Why do you suppose these statements got zero play in the recent press cycle? Because people might actually get the idea that Iran represents a clear and present danger, not just to Israel and the Jews but to the entire liberal West. This would run against the fashionable view that the US and Israel are at the root of most of the resentment of the Muslim world, rather than an ideology that embodies hatred of Western societies and liberal values.
Instead, we are being told day in and day out that confronting this ideology is the problem, not the ideology itself. We are being told that in Iraq, US and coalition soldiers are dying needlessly in a war that was sold to us on false pretenses by a White House cabal of neocons. We are being convinced that our presence in Iraq is making things worse, not better, and that every car bombing, IED or attack on Iraqi civilians is occurring because of the presence of our soliders. In short, we are losing the information war:
As everybody from the President to the Lance Corporals say, 'when a terrorist lights a fire cracker, its news, but when we take down a terrorist cell, no one hears about it.'
This new battlespace is not fought on a fixed terrain. In war, it is often said that terrain and technology are neutral, i.e., night sights don't know who is wearing them, the ground doesn't care who is walking on it and a concrete wall will stop rounds from an AK-47 or an M-4.
The battlespace, the terrain of an information war, is not neutral, it takes sides. In the same way it would be impossible for Marines to win a firefight if the ground they were standing on convulsed or shifted from hard dirt to quicksand, so to is it becoming impossible for them to win a battle in the information war, for the terrain of an information war is not newsprint or radio waves, but the thoughts, opinions and prejudices of the reporters and editors.

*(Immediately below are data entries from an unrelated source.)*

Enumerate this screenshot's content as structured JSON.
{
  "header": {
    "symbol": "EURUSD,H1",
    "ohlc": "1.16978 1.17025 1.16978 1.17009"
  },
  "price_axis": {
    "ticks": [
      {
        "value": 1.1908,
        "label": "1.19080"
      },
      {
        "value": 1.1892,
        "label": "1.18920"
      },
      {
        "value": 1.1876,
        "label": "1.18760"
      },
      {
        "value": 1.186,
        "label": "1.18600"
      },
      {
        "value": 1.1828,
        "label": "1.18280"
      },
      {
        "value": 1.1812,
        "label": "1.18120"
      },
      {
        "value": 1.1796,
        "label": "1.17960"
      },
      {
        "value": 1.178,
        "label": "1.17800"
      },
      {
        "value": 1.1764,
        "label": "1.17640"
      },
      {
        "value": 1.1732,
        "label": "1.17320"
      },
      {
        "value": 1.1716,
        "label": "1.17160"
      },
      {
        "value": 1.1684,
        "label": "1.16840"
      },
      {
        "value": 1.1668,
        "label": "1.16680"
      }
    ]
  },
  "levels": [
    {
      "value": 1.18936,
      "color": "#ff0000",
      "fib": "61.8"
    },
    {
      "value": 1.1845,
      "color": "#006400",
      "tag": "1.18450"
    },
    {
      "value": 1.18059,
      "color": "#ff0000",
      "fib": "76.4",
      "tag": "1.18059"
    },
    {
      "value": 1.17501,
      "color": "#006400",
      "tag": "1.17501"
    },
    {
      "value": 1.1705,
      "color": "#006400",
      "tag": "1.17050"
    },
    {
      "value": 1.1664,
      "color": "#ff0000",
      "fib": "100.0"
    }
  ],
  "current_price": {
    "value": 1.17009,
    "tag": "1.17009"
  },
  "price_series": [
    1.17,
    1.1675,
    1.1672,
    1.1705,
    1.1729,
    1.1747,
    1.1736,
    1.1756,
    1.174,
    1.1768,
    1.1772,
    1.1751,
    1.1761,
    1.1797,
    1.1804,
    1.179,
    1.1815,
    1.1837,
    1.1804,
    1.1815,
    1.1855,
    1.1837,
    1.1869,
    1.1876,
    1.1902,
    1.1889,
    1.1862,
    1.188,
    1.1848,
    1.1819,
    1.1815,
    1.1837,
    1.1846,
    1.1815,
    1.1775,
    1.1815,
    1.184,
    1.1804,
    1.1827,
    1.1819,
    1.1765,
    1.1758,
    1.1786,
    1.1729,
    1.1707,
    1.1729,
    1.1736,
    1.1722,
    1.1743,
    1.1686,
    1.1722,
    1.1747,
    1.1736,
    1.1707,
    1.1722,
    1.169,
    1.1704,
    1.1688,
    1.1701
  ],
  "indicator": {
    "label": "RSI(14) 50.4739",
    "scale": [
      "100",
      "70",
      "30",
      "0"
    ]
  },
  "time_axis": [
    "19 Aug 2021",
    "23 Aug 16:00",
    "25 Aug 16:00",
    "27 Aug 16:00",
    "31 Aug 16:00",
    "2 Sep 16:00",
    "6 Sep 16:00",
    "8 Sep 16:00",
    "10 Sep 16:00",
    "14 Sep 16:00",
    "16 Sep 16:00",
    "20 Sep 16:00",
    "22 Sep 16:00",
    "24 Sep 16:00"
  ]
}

Many of the reporters and editors are predisposed to oppose the American military. Some just dislike the military and military action, others, due to their personal political view of the President, use the war as a tool to criticize the President...
The Marines are fighting in a battle space that shifts on them, but the insurgents do not suffer that disadvantage.
It is estimated by some officers and analysts, that up to 50% of the Iraqi 'stringers' for news agencies are actually members or fellow travelers of the insurgency. It is very common for the insurgent stringers to mislead the major news organizations and for the reporters to believe them because it fits their preconceived story line and the stringers will line up 'sources' for the story. In a country where first run movies are available on bootleg DVD before the first box-office gross is tabulated, 'sources' are murky at best.
The military media relations officers will field questions from reporters based on the disinformation and offer them a flight to the area to see for themselves, but rarely do the reporters take up the offer.
The information war is not just battled in the media consumed by Americans, but in the Iraqi media and information networks.
If the Iraqi's view the insurgency as being strong, they are less likely to help the coalition. If the insurgency is viewed as winning, it is easier for the terrorists to recruit impressionable young men.
The insurgency has mastered the favorable battle space and is using it to every advantage through an extremely sophisticated disinformation network.
But of course, the above can't have any bearing on Iran. After all, Iran is a separate country, run by Shi'ite Muslims, whereas in Iraq the insurgents who are murdering civilians and government officials to prevent the establishment of a democratic government in Iraq are primarily Sunni Muslims, many of whom are secular Ba'athists who lost power when Saddam was deposed. They were and are mortal enemies. So there's no real common thread, right?
Can it be possible that we're really that deep in denial? Sadly, yes.